What is the threshold, above that I select from the sequence count for diversity analysis in Qiime 2?

Dear All researchers,

The sequence count in various samples is very, each sample is replicate, there are five replicates, The sequence count is like 100, 200, 600, 1000, 1100, 1200, 2200,3500, 4000, 5500, 6000, 7000, 8900, 9000, 10000, 10500, What would be the sampling depth for alpha and beta core metrics phylogenetic analysis? I have three replicates 100, 200, 600 falls below 1000, For example, 100 and 200 are the two replicates of a sample, similarly, 600 is a replicate of another sample. If I use a sampling depth of 1000, of course, I will miss all the 100, 200 and 600, In this way, I miss two replicates 100 and 200 of one sample and one replicate of another sample. Would it affect my diversity? What is your suggestion? I am very confused, If I use 200 or 100 as a threshold, I could not get a good rarefaction curves, My samples are from the a land which is watered by rainfall.
Waiting for your suggestions


My personal rule of thumb for modern microbiome experiments is to always exclude sequences with fewer than 1000 sequences/sample.

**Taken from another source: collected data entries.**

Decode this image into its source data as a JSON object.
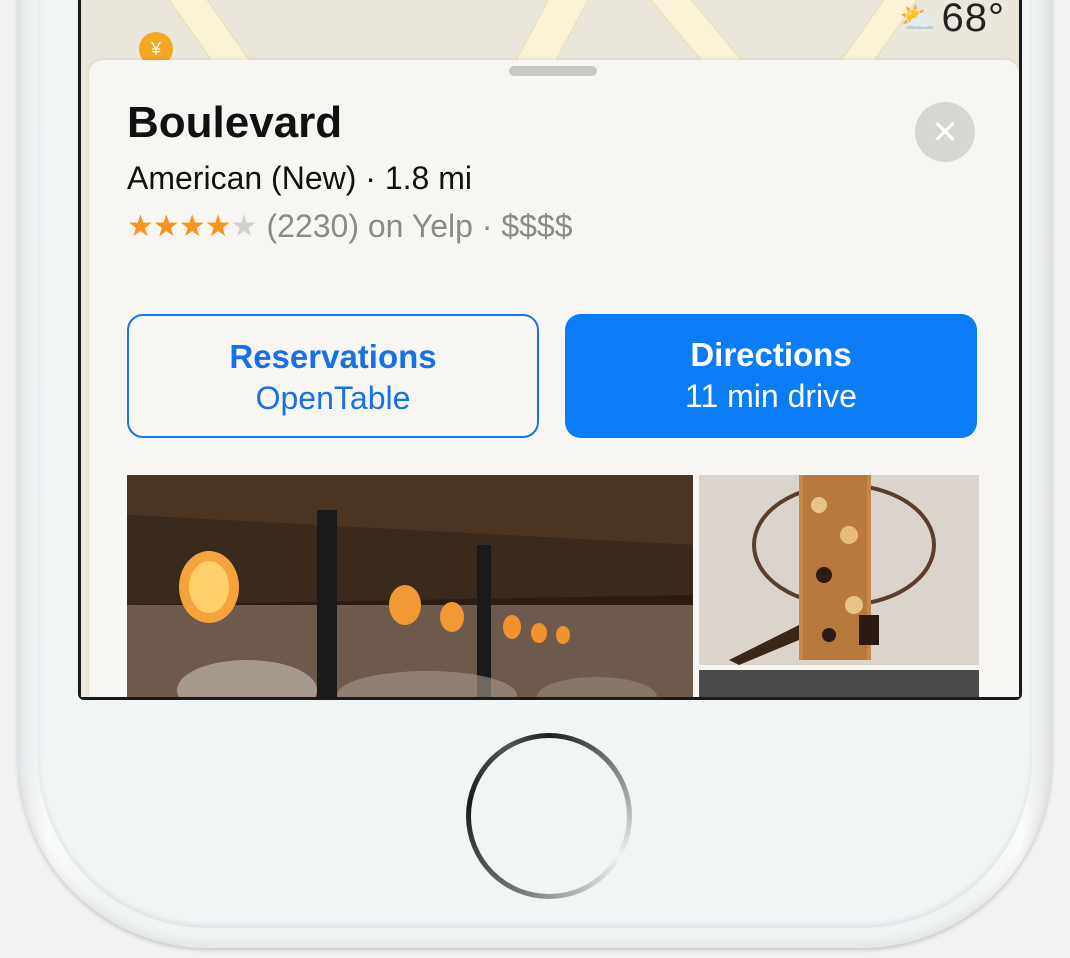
{
  "weather": {
    "temperature": "68°",
    "icon": "partly-sunny-icon"
  },
  "place": {
    "name": "Boulevard",
    "category_distance": "American (New) · 1.8 mi",
    "stars": "★★★★",
    "half_star": "★",
    "rating_value": 4.5,
    "reviews_text": "(2230) on Yelp · $$$$"
  },
  "actions": {
    "reservations_title": "Reservations",
    "reservations_sub": "OpenTable",
    "directions_title": "Directions",
    "directions_sub": "11 min drive"
  },
  "colors": {
    "accent": "#0a7cf5",
    "star": "#f7931e"
  }
}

You lose samples with lower sequencing depth, but you tend to improve the quality of your microbiome samples and analysis. Your diversity measurements at deeper sequencing depths will better character the full community, allowing for better characterisation of differences based on less common organisms.

I typically expect to lose between 5 and 10% of my samples to sequencing failures, even in high biomass communities. (In lower biomass communities, I often expect a higher failure rate.) As long as the failures are stochastic, rather than clearly systematic, Im less concerned.
However, this loss becomes more pronounced as your sample size is smaller. My suggestion here is to try to plan your experiments with about 5-10% more samples than you plan to analyse.


It means I have to exclude 100, 200 and 600 samples from the diversity analysis. It will not affect the diversity at all.There are five replicates, If I discard two, will not the mean of the rest three affected?

There are three issues, I think, in your question.

  1. Your diversity is a function of your rarefaction depth. So, if you rarify to 1000 seqs/sample, you will have a different absolute value of diversity for each sample than you would at 10,000 seqs/sample. (As illustrated by the rarefaction curve).

  2. The second issue is that diversity is calculated on a per-sample or per-pair basis. So, if you have 3 samples and you exclude sample A, it will not affect the alpha diversity in sample B or sample C, nor will it affect the distance between Sample B and C.
    However, it may affect the observed PCoA, since PCoA is entirely dependent on the samples included in the sample set. Including or excluding outliers can shift the axis and observed data.

  3. Your mean, is, of course, a function of the samples you’re using. However, if you have a robust estimate, your mean should be less affected by the exclusion of the samples. My concern is that your mean will not be robust if you chose too low of a rarefaction depth because your estimates will be less stable.) I think the place you’ll see the larger issue is with your standard deviation and confidence intervals.

My best recommendation remains to treat the samples as lost, and leave them out of all further analyses.


Thank You for your suggestion. You have solved the problem of rarefaction depth.